DNS lookups fail in Kubernetes cluster

[hisener]

After upgrading dnsjava from 2.1.9 to 3.2.2, as the summary says, DNS lookups started failing in Kubernetes cluster. IIUC, it's because we don't lookup using the root (Name.root) after this for loop.

dnsjava/src/main/java/org/xbill/DNS/Lookup.java

Lines 574 to 582 in 6f37966

	for (Name value : searchPath) {
	resolve(name, value);
	if (done) {
	return answers;
	} else if (foundAlias) {
	break;
	}
	}
	}

In other words, I was expecting something like this after that for loop:

if (!done) {
  resolve(name, Name.root);
}

But I am not 100% sure. 🤔 My tests to reproduce the issue in the cluster:

/etc/resolv.conf file:

nameserver 172.20.0.10
search default.svc.cluster.local svc.cluster.local cluster.local eu-west-1.compute.internal
options ndots:5

jshell> import org.xbill.DNS.*
jshell> ResolverConfig.getCurrentConfig().searchPath()
$2 ==> [default.svc.cluster.local., svc.cluster.local., cluster.local., eu-west-1.compute.internal.]
jshell> ResolverConfig.getCurrentConfig().ndots()
$3 ==> 5
jshell> new Lookup("gmail.com", Type.MX, DClass.IN)
$4 ==> org.xbill.DNS.Lookup@5e955596
jshell> $4.run()
$5 ==> null
jshell> $4.getResult()
$6 ==> 3
jshell> Lookup.HOST_NOT_FOUND
$7 ==> 3

If I use FQDN, it can resolve the record so it's not that we cannot resolve it within the cluster. It uses only the search paths while performing the lookup.

jshell> new Lookup("gmail.com.", Type.MX, DClass.IN)
$8 ==> org.xbill.DNS.Lookup@3ec300f1

jshell> $8.run()
$9 ==> Record[5] { gmail.com.		30	IN	MX	10 alt1.gmail-smtp-in.l.google.com., gmail.com.		30	IN	MX	20 alt2.gmail-smtp-in.l.google.com., gmail.com.		30	IN	MX	30 alt3.gmail-smtp-in.l.google.com., gmail.com.		30	IN	MX	40 alt4.gmail-smtp-in.l.google.com., gmail.com.		30	IN	MX	5 gmail-smtp-in.l.google.com. }
jshell> $8.getResult()
$10 ==> 0

This "works" in dnsjava 2.1.9 because, for some reason (maybe a bug?), ndots (ResolverConfig.getCurrentConfig().ndots()) is set to 1 with the same configuration. So we use the following code path:

dnsjava/src/main/java/org/xbill/DNS/Lookup.java

Lines 567 to 569 in 6f37966

	if (name.labels() > ndots) {
	resolve(name, Name.root);
	}

[omrico]

Seeing an issue with fetching TXT records on K8S cluster.
the DNS lookup result is always TYPE_NOT_FOUND = 4;

[ibauersachs]

The ndots issue will be fixed in the next release. I'm not sure why ndots was parsed as 1 in v2.1.9, but this is obviously wrong if the resolv.conf contains the option ndots:5.

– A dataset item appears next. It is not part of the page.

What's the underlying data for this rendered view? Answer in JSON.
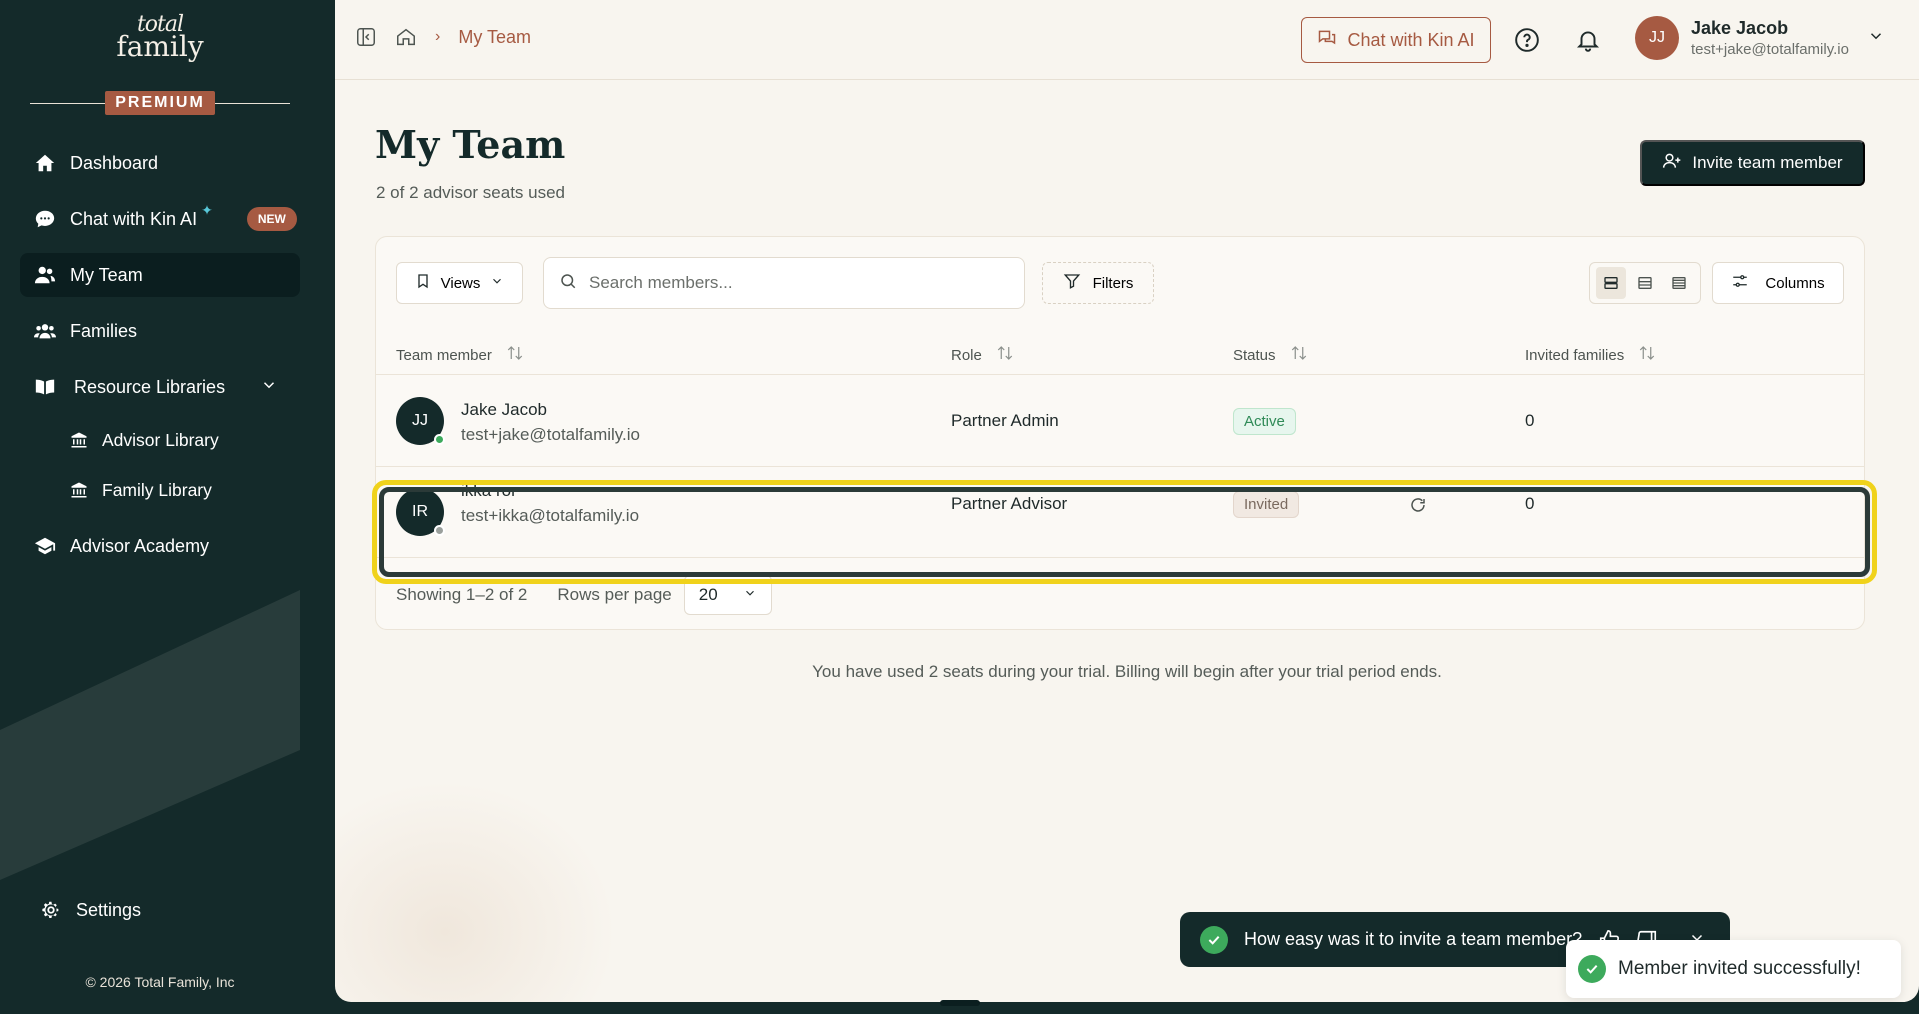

Be aware of the performance impact the proper parsing may now have. If you're not resolving any names within the cluster, you may want to configure ndots to 1 in your pod. If you do resolve both cluster-local as well as non-cluster domain names, try to make the non-cluster names absolute.

apiVersion: v1
kind: Pod
spec:
  dnsConfig:
    options:
      - name: ndots
        value: "1"

[hisener]

Thanks for the quick fix, looking forward to the release.

Be aware of the performance impact the proper parsing may now have. If you're not resolving any names within the cluster, you may want to configure ndots to 1 in your pod. If you do resolve both cluster-local as well as non-cluster domain names, try to make the non-cluster names absolute.

We have services talking to each other within the cluster. Since dnsjava has an internal cache, we should be fine but I'll keep an eye on it, thanks for the advice.